- Bhatgram Union Location of Bhatgram Union in Bangladesh
- Coordinates: 24°05′38″N 90°03′26″E﻿ / ﻿24.0938273°N 90.0572491°E
- Country: Bangladesh
- Division: Dhaka Division
- District: Tangail District
- Upazila: Mirzapur Upazila
- Established on: 1984

Government
- • Type: Union Council

Area
- • Total: 19.77 km^{2} (7.63 sq mi)
- Elevation: 12 m (39 ft)

Population (2011)
- • Total: 21,869
- • Density: 1,106/km^{2} (2,865/sq mi)
- Time zone: UTC+6 (BST)
- Postal code: 1942
- Website: bhatgramup.tangail.gov.bd

= Bhatgram Union =

Bhatgram Union (ভাতগ্রাম ইউনিয়ন) is a union of Mirzapur Upazila, Tangail District, Bangladesh.
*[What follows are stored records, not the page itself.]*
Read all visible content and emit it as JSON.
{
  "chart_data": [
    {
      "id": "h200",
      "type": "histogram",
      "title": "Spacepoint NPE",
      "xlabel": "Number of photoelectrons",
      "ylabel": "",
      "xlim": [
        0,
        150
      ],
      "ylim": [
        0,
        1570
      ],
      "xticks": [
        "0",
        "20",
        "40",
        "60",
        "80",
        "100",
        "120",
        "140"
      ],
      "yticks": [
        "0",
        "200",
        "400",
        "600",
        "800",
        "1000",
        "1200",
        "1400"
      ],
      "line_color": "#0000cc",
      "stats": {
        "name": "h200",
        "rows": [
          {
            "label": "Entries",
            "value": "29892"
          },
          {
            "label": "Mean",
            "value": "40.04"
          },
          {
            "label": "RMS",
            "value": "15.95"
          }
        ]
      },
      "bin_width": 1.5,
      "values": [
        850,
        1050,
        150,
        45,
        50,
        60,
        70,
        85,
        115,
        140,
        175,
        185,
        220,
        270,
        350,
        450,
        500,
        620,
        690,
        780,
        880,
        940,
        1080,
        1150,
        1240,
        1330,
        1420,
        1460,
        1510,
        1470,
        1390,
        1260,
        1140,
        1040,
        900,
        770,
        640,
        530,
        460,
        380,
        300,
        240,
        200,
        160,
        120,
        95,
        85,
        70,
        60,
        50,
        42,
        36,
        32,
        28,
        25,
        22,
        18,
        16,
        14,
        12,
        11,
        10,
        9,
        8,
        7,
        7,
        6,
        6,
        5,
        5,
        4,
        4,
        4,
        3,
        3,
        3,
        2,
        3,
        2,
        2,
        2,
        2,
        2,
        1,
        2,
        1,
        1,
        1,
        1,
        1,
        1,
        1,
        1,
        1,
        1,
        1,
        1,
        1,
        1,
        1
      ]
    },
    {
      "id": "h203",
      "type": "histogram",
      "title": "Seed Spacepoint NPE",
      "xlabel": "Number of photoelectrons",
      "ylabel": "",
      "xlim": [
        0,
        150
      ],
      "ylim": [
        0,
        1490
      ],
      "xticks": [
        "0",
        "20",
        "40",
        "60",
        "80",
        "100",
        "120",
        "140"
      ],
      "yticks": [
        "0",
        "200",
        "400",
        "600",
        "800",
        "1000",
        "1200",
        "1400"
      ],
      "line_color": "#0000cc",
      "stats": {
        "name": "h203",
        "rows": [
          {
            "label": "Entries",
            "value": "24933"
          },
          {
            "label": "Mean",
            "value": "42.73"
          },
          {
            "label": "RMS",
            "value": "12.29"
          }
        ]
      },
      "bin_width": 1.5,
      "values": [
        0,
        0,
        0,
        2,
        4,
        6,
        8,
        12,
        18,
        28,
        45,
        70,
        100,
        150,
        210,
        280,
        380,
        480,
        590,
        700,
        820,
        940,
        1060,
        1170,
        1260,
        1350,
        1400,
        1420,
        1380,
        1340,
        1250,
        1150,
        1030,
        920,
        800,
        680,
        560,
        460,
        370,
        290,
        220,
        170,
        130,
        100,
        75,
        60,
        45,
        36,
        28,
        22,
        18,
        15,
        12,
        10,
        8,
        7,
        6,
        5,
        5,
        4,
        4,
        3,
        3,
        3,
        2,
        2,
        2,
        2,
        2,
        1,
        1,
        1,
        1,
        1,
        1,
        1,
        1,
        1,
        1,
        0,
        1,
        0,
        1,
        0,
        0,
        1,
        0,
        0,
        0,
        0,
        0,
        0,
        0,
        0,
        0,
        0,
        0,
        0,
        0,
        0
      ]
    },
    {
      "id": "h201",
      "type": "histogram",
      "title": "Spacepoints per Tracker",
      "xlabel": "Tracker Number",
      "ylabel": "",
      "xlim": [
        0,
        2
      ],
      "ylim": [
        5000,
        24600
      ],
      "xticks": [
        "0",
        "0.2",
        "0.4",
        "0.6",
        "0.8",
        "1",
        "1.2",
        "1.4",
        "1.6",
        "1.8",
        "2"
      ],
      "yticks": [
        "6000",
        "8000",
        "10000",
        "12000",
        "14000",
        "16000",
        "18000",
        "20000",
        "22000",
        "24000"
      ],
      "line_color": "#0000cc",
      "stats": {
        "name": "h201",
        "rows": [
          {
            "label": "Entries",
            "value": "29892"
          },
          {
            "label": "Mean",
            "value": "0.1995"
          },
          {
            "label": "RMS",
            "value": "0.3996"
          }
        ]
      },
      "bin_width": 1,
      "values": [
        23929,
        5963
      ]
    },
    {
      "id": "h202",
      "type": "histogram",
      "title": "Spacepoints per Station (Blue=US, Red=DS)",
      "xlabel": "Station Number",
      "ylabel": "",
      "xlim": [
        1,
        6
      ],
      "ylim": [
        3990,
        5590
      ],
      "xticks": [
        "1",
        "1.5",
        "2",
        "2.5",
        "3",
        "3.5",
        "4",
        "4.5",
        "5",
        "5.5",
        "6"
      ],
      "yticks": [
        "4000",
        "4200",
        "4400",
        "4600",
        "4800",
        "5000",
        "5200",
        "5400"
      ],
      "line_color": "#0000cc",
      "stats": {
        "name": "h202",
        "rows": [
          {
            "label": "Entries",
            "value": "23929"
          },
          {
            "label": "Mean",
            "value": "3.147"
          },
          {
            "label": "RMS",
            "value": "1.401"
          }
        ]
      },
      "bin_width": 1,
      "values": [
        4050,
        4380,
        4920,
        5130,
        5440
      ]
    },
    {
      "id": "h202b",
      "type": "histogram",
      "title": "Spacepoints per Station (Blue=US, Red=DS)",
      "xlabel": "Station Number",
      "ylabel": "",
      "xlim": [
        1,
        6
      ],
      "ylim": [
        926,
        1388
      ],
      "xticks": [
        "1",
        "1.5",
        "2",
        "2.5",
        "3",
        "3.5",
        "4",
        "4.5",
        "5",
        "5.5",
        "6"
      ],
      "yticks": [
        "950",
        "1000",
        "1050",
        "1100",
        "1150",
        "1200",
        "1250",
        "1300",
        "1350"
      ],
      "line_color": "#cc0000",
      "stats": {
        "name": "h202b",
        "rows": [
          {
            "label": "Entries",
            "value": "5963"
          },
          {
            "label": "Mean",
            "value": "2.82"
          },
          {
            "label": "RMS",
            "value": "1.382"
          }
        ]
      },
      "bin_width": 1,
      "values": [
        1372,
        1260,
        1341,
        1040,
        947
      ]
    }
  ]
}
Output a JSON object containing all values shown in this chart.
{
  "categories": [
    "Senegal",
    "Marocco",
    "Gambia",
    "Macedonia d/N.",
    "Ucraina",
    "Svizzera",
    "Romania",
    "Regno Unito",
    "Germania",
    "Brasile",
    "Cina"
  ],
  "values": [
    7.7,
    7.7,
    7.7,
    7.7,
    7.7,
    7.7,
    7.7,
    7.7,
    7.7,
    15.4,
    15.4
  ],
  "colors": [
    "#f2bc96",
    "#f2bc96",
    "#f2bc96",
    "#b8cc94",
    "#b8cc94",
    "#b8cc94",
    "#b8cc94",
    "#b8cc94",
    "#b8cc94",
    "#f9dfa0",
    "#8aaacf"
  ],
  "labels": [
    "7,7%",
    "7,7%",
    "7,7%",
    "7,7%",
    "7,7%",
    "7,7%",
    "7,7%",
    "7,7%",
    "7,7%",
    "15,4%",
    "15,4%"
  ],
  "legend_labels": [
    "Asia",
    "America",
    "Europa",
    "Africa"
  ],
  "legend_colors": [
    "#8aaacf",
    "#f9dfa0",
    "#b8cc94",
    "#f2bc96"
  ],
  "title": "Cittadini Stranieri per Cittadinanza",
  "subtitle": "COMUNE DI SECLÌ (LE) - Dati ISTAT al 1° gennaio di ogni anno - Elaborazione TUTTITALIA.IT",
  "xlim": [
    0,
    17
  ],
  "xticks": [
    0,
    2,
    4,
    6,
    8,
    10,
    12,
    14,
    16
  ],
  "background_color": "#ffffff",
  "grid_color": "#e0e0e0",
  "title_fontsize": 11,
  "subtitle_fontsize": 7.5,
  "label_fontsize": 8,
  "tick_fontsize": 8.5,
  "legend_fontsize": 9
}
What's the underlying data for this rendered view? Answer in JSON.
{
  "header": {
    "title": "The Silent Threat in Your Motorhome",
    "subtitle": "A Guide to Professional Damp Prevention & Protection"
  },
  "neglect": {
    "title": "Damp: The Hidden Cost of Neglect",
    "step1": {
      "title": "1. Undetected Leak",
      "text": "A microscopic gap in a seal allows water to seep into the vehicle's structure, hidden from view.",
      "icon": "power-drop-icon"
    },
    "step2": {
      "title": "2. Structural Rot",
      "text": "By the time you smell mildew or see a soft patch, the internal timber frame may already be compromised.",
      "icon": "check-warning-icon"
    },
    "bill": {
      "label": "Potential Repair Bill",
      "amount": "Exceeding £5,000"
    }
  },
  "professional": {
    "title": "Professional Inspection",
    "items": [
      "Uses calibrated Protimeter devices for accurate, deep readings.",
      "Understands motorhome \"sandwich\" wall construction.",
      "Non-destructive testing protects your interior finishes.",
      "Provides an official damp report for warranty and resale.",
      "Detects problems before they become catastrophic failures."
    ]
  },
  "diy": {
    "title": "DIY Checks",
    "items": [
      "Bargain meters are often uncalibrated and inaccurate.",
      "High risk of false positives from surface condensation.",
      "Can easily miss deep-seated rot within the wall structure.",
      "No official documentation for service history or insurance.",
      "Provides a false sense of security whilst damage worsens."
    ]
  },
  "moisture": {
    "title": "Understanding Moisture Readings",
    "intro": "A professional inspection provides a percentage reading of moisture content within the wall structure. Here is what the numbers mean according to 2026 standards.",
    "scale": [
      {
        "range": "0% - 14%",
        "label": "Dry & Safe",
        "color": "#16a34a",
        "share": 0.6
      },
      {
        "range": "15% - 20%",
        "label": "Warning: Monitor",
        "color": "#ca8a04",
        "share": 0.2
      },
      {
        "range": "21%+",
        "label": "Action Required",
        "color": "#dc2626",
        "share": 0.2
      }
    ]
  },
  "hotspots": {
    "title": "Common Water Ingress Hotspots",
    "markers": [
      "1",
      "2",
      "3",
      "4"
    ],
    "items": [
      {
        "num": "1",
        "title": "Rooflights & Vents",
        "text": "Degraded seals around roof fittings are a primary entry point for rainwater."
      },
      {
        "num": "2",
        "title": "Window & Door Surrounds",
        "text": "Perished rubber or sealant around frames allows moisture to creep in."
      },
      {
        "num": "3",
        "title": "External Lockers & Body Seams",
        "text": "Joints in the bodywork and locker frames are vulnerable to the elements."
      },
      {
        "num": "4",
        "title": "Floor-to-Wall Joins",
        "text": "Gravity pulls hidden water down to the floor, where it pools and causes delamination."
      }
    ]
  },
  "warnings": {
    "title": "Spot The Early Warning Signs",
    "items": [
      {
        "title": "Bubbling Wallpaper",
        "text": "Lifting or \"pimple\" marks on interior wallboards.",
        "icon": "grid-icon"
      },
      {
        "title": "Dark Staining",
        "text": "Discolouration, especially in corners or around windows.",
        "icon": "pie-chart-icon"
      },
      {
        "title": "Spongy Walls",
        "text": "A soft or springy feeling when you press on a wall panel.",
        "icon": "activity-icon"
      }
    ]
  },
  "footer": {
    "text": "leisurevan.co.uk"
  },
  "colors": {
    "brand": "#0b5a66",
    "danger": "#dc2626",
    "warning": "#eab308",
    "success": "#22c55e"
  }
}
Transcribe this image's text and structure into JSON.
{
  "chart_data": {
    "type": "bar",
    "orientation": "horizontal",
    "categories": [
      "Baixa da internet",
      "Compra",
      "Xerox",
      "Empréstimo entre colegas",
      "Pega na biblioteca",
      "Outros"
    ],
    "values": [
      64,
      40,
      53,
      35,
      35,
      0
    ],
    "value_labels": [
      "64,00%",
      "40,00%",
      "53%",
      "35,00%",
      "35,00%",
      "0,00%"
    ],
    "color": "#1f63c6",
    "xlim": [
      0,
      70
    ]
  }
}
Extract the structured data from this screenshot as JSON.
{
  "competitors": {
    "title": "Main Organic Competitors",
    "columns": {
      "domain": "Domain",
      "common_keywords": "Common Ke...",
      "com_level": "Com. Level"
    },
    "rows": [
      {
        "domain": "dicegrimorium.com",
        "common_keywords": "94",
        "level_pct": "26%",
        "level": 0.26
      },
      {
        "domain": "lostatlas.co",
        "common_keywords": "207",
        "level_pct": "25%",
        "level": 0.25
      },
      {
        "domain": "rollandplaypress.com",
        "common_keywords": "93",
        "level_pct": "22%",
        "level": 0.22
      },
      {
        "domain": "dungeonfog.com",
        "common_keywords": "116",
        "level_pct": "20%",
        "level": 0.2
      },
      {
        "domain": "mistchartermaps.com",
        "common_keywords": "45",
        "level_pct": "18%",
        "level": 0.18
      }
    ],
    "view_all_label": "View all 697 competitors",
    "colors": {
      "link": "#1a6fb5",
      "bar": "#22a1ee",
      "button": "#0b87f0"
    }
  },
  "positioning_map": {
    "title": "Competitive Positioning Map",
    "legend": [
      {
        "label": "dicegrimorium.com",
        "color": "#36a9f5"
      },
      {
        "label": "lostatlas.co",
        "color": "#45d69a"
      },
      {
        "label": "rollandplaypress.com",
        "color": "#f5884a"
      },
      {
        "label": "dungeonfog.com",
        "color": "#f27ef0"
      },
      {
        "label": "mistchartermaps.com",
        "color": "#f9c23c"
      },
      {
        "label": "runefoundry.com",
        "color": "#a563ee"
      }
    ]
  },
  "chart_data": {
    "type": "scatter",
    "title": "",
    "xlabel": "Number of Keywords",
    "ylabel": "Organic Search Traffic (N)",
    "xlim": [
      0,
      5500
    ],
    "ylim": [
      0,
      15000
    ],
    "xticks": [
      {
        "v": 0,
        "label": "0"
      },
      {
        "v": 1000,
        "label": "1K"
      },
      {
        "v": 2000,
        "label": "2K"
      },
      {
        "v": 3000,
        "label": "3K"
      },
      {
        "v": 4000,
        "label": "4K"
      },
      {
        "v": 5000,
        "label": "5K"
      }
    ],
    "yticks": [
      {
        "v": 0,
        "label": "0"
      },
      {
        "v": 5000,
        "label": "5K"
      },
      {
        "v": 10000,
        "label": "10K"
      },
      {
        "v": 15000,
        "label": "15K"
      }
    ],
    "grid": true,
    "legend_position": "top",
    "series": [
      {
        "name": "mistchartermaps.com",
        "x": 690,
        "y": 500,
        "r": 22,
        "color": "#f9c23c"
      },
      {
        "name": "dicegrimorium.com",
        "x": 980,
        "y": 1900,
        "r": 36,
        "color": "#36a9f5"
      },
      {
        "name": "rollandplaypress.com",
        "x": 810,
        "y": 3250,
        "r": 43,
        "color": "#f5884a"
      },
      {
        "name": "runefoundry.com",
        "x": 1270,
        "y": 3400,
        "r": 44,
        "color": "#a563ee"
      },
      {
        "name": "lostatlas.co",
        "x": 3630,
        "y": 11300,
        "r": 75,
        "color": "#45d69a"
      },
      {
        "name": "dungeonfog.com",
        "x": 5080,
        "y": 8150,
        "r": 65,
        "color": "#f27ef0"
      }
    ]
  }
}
It is situated 4 km west of Mirzapur and 32 km southeast of Tangail, the district's headquarters.

==Demographics==
According to Population Census 2011 performed by the Bangladesh Bureau of Statistics, the total population of Bhatgram Union is 21,869. There are 5,102 households in total.

==Education==
The literacy rate in Bhatgram Union is 54.5% (Male - 58.9%, Female - 50.6%).